In the Linder opinion, moreover, the Court returned to, and carefully circumscribed, its
decisions in Webb and Jin Fuey Moy, pointing out that both earlier cases must be
narrowly limited in application to the facts which were involved in each. Then it
dismissed the Behrman case (and blasted the Behrman indictment) in the following
strong disclaimer:
This opinion related to definitely alleged facts and must be so understood. . . . The
opinion cannot be accepted as authority for holding that a physician who acts bona fide
and according to fair medical standards, may never give an addict moderate amounts of
drugs for self-administration in order to relieve the conditions incident to addiction.
Enforcement of the tax demands no such drastic rule, and if the Act had such scope it
would certainly encounter grave constitutional difficulties.
Note that the Court extends itself even to the extreme position of endorsing the giving of
"drugs for self-administration,' as well as drugs administered under the control of a
physician. This is vigorous language, for a pronouncement from the High Court, leaving
no doubt that further assaults upon the medical profession in the Behrman formula were
intended to be denounced.
Yet by 1925 strong language from the Court was not enough to change the pattern. The
trick had worked. The medical profession had withdrawn completely from the field, and
the doctors never permitted the addict to reapproach them.
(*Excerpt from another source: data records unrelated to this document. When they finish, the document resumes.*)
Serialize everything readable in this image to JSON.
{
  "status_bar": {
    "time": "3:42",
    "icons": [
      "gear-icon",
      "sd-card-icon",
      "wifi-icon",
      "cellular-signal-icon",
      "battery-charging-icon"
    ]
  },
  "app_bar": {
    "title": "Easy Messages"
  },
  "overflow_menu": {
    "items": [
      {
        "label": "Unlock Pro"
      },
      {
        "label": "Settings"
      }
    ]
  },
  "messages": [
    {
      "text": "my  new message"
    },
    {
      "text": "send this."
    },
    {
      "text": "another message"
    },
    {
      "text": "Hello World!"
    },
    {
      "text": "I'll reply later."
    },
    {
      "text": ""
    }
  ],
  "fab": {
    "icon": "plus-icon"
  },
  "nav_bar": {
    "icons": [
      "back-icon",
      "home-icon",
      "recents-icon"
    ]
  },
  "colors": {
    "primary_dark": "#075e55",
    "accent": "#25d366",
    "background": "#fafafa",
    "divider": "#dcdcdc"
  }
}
The peddler had moved in and
taken over, and his profits soared as enforcement efforts kept reducing his competition
and driving his customers ever deeper into the underworld, where they were easy prey.
Even in the 1960's, four decades after Linder, Narcotics Bureau regulations advising
doctors and pharmacists of their rights in dealing with addicts continued to ignore what
the Supreme Court had so plainly said, and still relied on the discredited language of
Webb v. United States:
An order purporting to be a prescription issued to an addict or habitual user of narcotics,
not in the course of professional treatment but for the purpose of providing the user with
narcotics sufficient to keep him comfortable by maintaining his customary use, is not a
prescription within the meaning or intent of the Act; and the person filling such an order,
as well as the person issuing it, may be charged with violation of the law.